El exjugador del Ciclón habló sobre los conflictos con la dirigencia, los sacrificios personales y el mal recibimiento que aún lo afecta cada vez que pisa el Bajo Flores.
Julio Buffarini, defensor cordobés de 36 años y campeón de la Copa Libertadores 2014 con San Lorenzo, expresó su tristeza por el trato que recibe de los hinchas del club. «Me duele cómo me reciben, por todo lo que dejé de lado. Me quedo con los cinco años que jugué y con mis logros en el club», aseguró en una entrevista. Según el lateral, su paso a Boca en 2018 sigue siendo una herida abierta para los simpatizantes azulgranas.
Buffarini llegó a San Lorenzo en abril de 2012, proveniente de Ferro, y se marchó al San Pablo en julio de 2016 tras celebrar tres títulos. Aunque su historia con el club parecía intachable, el jugador rememoró episodios que lo distanciaron de la dirigencia y dejaron marcas profundas en su relación con el club.
«Cuando estaba en Brasil, me llamaron para que regrese a préstamo por seis meses. Yo no podía mover a mi familia por tan poco tiempo, así que pedí un contrato más largo. Me dijeron que no tenían plata, pero a los cinco meses ficharon a Víctor Salazar por el doble de lo que pedía el San Pablo por mí. ¿No era que no había dinero?«, cuestionó el futbolista oriundo de General Cabrera en diálogo con Rodrigo Vizcarra.
El Xeneize adquirió la mitad de su pase en enero de 2018 por 600.000 dólares, algo que, según Buffarini, no ocurrió por desinterés de San Lorenzo. «Desde la dirigencia dijeron que me habían ofrecido el mismo contrato y que yo elegí ir a Boca. Eso es mentira, San Lorenzo no me ofreció nada. Me terminaron ensuciando«, afirmó.

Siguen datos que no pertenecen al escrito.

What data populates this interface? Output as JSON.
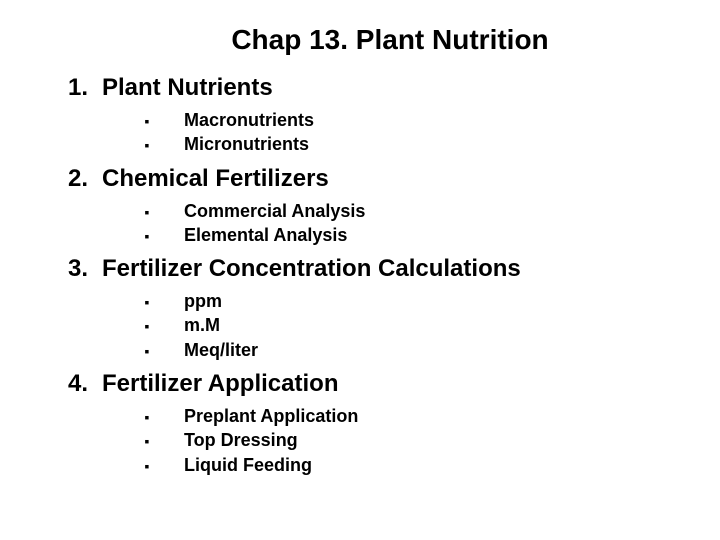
{
  "title": "Chap 13. Plant Nutrition",
  "style": {
    "background_color": "#ffffff",
    "text_color": "#000000",
    "font_family": "Arial",
    "title_fontsize": 28,
    "section_fontsize": 24,
    "subitem_fontsize": 18,
    "bullet_glyph": "▪"
  },
  "sections": [
    {
      "number": "1.",
      "heading": "Plant Nutrients",
      "items": [
        "Macronutrients",
        "Micronutrients"
      ]
    },
    {
      "number": "2.",
      "heading": "Chemical Fertilizers",
      "items": [
        "Commercial Analysis",
        "Elemental Analysis"
      ]
    },
    {
      "number": "3.",
      "heading": "Fertilizer Concentration Calculations",
      "items": [
        "ppm",
        "m.M",
        "Meq/liter"
      ]
    },
    {
      "number": "4.",
      "heading": "Fertilizer Application",
      "items": [
        "Preplant Application",
        "Top Dressing",
        "Liquid Feeding"
      ]
    }
  ]
}
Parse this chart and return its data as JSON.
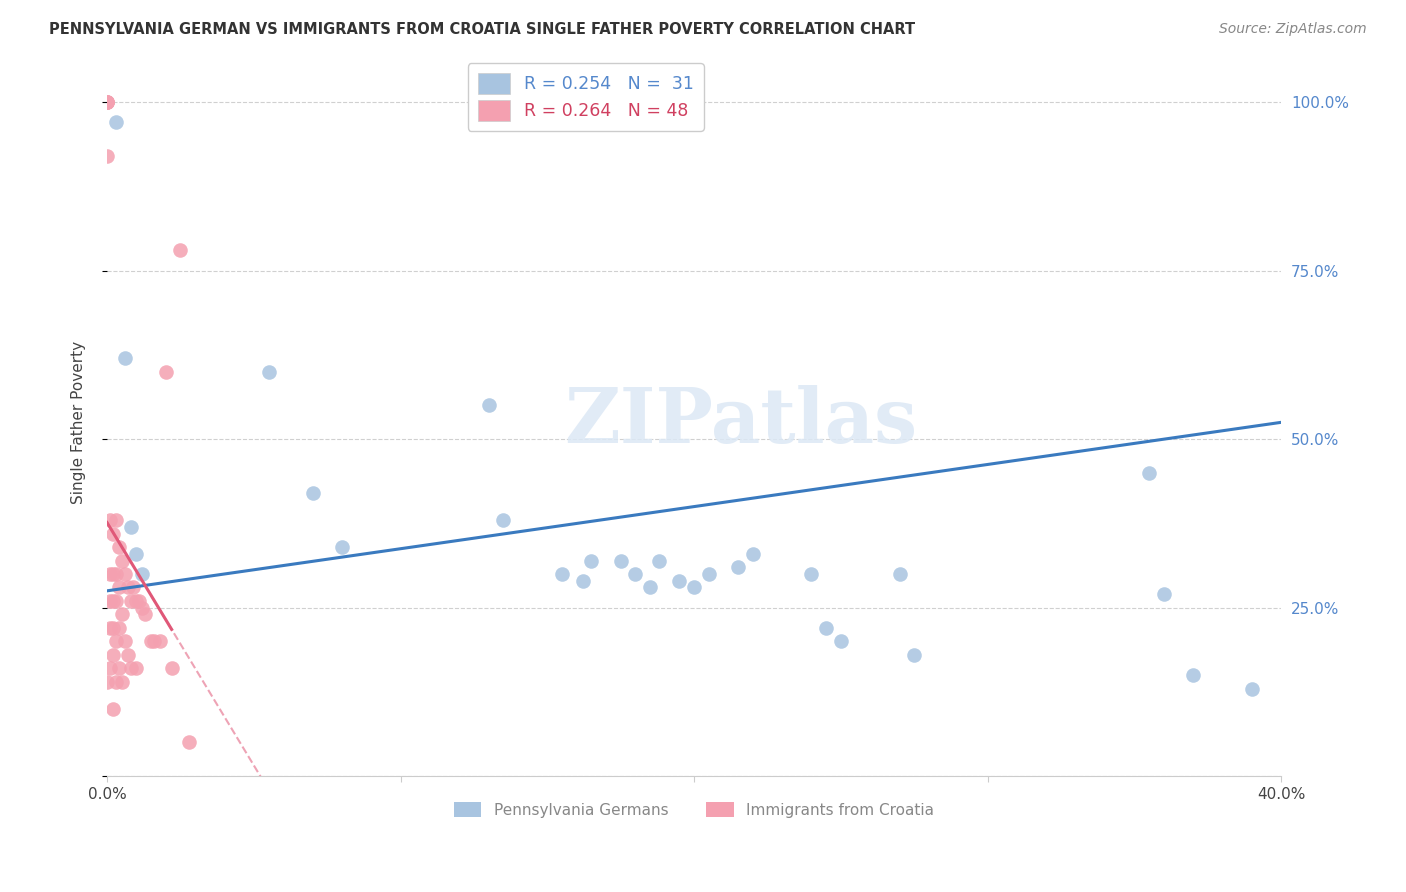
{
  "title": "PENNSYLVANIA GERMAN VS IMMIGRANTS FROM CROATIA SINGLE FATHER POVERTY CORRELATION CHART",
  "source": "Source: ZipAtlas.com",
  "ylabel": "Single Father Poverty",
  "xlim": [
    0.0,
    0.4
  ],
  "ylim": [
    0.0,
    1.05
  ],
  "yticks": [
    0.0,
    0.25,
    0.5,
    0.75,
    1.0
  ],
  "ytick_labels": [
    "",
    "25.0%",
    "50.0%",
    "75.0%",
    "100.0%"
  ],
  "xticks": [
    0.0,
    0.1,
    0.2,
    0.3,
    0.4
  ],
  "xtick_labels": [
    "0.0%",
    "",
    "",
    "",
    "40.0%"
  ],
  "legend_blue_r": "R = 0.254",
  "legend_blue_n": "N =  31",
  "legend_pink_r": "R = 0.264",
  "legend_pink_n": "N = 48",
  "blue_color": "#a8c4e0",
  "pink_color": "#f4a0b0",
  "blue_line_color": "#3a7abf",
  "pink_line_color": "#e05878",
  "background_color": "#ffffff",
  "watermark": "ZIPatlas",
  "blue_scatter_x": [
    0.003,
    0.006,
    0.008,
    0.01,
    0.012,
    0.055,
    0.07,
    0.08,
    0.13,
    0.135,
    0.155,
    0.162,
    0.165,
    0.175,
    0.18,
    0.185,
    0.188,
    0.195,
    0.2,
    0.205,
    0.215,
    0.22,
    0.24,
    0.245,
    0.25,
    0.27,
    0.275,
    0.355,
    0.36,
    0.37,
    0.39
  ],
  "blue_scatter_y": [
    0.97,
    0.62,
    0.37,
    0.33,
    0.3,
    0.6,
    0.42,
    0.34,
    0.55,
    0.38,
    0.3,
    0.29,
    0.32,
    0.32,
    0.3,
    0.28,
    0.32,
    0.29,
    0.28,
    0.3,
    0.31,
    0.33,
    0.3,
    0.22,
    0.2,
    0.3,
    0.18,
    0.45,
    0.27,
    0.15,
    0.13
  ],
  "pink_scatter_x": [
    0.0,
    0.0,
    0.0,
    0.0,
    0.0,
    0.0,
    0.001,
    0.001,
    0.001,
    0.001,
    0.001,
    0.002,
    0.002,
    0.002,
    0.002,
    0.002,
    0.002,
    0.003,
    0.003,
    0.003,
    0.003,
    0.003,
    0.004,
    0.004,
    0.004,
    0.004,
    0.005,
    0.005,
    0.005,
    0.006,
    0.006,
    0.007,
    0.007,
    0.008,
    0.008,
    0.009,
    0.01,
    0.01,
    0.011,
    0.012,
    0.013,
    0.015,
    0.016,
    0.018,
    0.02,
    0.022,
    0.025,
    0.028
  ],
  "pink_scatter_y": [
    1.0,
    1.0,
    1.0,
    1.0,
    0.92,
    0.14,
    0.38,
    0.3,
    0.26,
    0.22,
    0.16,
    0.36,
    0.3,
    0.26,
    0.22,
    0.18,
    0.1,
    0.38,
    0.3,
    0.26,
    0.2,
    0.14,
    0.34,
    0.28,
    0.22,
    0.16,
    0.32,
    0.24,
    0.14,
    0.3,
    0.2,
    0.28,
    0.18,
    0.26,
    0.16,
    0.28,
    0.26,
    0.16,
    0.26,
    0.25,
    0.24,
    0.2,
    0.2,
    0.2,
    0.6,
    0.16,
    0.78,
    0.05
  ]
}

Además, recordó conflictos anteriores con la comisión directiva encabezada por Matías Lammens: «Hay cosas que el hincha no sabe. Puse plata de mi bolsillo para llegar al Nuevo Gasómetro y tuve ofertas para ir al Málaga y al Manchester City, pero no me dejaron salir».
Más allá de los conflictos contractuales, Buffarini reveló momentos personales que marcaron su paso por el club. Entre ellos, recordó un trágico episodio durante la final de la Supercopa Argentina 2016 contra Boca, jugada en Córdoba. «Mi mujer rompió bolsa antes de la final, la internaron de urgencia y llegó justo para el partido. Salimos campeones, ganamos 4-0, pero cuando volví a la clínica, ella había perdido el embarazo de seis meses. Al día siguiente jugué contra Sarmiento de local», relató con emoción.
Pese a los sacrificios y los logros obtenidos con la camiseta azulgrana, el lateral derecho concluyó con un tono de tristeza: «Dejé muchas cosas de lado y hoy me duele cómo me reciben. No puedo ni pisar el Bajo Flores». Así, Buffarini dejó en claro que las heridas con el club y sus hinchas siguen abiertas, aunque aún guarda cariño por los años en los que defendió la camiseta del Ciclón.